Elias Rodriguez, 31, who was indicted in August on murder and federal hate crime charges, purchased the camera online, the report read.

He had it delivered to the hotel where he was staying in Washington before the fatal shooting of Yaron Lischinsky and Sarah Milgrim as the couple left an event at the Capital Jewish Museum on May 21.

The transaction demonstrates the premeditated nature of the crime, prosecutors said, according to AP.

Prosecutors have not announced whether they will seek the death penalty for Rodriguez if he is convicted, the report continued.

The Trump administration said in August that the suspect would be eligible for the death penalty if found guilty.

U.S. Attorney Jeanine Pirro’s office set an Oct. 20 deadline for Rodriguez’s lawyers to submit “mitigation evidence” against a death sentence, AP reported. However, his defense attorneys asked for an extension until March 19.

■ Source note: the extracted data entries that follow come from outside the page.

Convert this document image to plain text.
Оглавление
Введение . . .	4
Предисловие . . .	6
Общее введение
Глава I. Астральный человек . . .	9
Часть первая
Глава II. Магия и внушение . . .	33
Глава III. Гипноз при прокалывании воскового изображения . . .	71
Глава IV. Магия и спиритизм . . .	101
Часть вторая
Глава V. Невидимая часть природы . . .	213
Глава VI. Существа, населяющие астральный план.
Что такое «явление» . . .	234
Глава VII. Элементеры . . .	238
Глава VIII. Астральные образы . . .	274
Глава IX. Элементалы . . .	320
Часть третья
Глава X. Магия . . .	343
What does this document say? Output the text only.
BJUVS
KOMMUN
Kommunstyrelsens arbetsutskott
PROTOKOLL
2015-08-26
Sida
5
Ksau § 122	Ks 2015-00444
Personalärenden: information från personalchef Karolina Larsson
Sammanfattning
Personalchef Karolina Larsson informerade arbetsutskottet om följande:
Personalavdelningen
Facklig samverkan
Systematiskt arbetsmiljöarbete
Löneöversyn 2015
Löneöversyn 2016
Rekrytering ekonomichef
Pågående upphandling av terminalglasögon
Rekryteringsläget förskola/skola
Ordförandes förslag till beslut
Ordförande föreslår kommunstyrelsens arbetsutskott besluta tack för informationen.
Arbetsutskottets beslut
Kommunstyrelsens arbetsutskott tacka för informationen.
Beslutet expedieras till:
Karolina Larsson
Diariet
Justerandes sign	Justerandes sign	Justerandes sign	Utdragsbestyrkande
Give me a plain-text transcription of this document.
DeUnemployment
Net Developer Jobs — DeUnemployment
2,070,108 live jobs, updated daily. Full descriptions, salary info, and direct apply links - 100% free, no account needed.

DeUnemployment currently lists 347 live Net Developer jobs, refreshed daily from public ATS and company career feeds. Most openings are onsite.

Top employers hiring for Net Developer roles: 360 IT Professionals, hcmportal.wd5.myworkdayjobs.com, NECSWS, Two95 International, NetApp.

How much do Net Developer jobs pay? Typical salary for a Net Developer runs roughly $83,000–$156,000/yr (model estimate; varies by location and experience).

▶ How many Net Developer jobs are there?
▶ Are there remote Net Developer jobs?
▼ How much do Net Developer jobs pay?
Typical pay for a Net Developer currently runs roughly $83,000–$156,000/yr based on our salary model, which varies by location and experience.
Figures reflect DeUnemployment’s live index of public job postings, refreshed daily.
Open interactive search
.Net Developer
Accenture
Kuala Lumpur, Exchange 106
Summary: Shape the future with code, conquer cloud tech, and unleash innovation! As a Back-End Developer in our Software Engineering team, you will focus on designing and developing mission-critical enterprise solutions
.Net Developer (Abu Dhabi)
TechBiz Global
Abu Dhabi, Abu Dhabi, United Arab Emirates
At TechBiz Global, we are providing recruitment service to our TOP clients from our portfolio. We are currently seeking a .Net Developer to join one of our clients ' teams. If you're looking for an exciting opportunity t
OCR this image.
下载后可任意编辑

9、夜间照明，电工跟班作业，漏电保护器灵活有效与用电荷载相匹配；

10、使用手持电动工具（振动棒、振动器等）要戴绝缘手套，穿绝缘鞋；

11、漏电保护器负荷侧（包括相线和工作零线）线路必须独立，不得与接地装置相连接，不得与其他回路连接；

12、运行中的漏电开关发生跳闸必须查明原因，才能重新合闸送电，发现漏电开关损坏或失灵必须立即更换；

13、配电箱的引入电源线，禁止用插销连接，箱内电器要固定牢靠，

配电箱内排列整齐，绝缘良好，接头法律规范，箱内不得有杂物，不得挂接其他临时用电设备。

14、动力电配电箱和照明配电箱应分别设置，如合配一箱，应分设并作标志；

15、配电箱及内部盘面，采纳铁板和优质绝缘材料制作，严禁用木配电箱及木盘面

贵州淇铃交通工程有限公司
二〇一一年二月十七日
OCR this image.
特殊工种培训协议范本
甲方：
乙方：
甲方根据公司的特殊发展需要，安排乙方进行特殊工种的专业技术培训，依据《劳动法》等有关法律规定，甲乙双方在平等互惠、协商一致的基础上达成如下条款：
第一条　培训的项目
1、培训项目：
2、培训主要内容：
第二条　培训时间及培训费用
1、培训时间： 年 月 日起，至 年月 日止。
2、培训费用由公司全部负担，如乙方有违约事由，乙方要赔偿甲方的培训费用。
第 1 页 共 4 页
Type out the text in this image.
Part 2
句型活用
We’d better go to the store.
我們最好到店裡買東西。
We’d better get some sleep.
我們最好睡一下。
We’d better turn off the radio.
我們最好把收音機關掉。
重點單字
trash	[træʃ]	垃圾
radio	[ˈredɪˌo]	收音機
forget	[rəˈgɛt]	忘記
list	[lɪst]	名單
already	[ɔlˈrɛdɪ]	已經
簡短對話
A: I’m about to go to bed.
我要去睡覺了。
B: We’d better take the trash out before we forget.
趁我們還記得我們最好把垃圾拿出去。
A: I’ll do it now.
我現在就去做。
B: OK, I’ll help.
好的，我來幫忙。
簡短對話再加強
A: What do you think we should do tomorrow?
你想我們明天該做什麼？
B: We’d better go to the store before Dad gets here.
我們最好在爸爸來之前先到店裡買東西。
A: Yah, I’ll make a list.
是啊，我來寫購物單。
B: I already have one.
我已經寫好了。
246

A hearing on that defense request is slated to take place on Wednesday.

Prosecutors, however, oppose an extension.

The killings were “calculated and planned,” prosecutors moreover said, as Rodriguez flew to Washington from Chicago with a handgun in his checked luggage.

Lischinsky and Milgrim were about to get engaged.

Lischinsky was a German-born Christian Zionist who had served in the Israel Defense Forces and “chose to dedicate his life to the State of Israel and the Zionist cause,” according to Israeli Ambassador to Berlin Ron Prosor.

Milgrim was a U.S. citizen.

D.C. Police Chief Pamela Smith said following the killings that the suspect chanted, “Free, free Palestine” as he was taken into custody.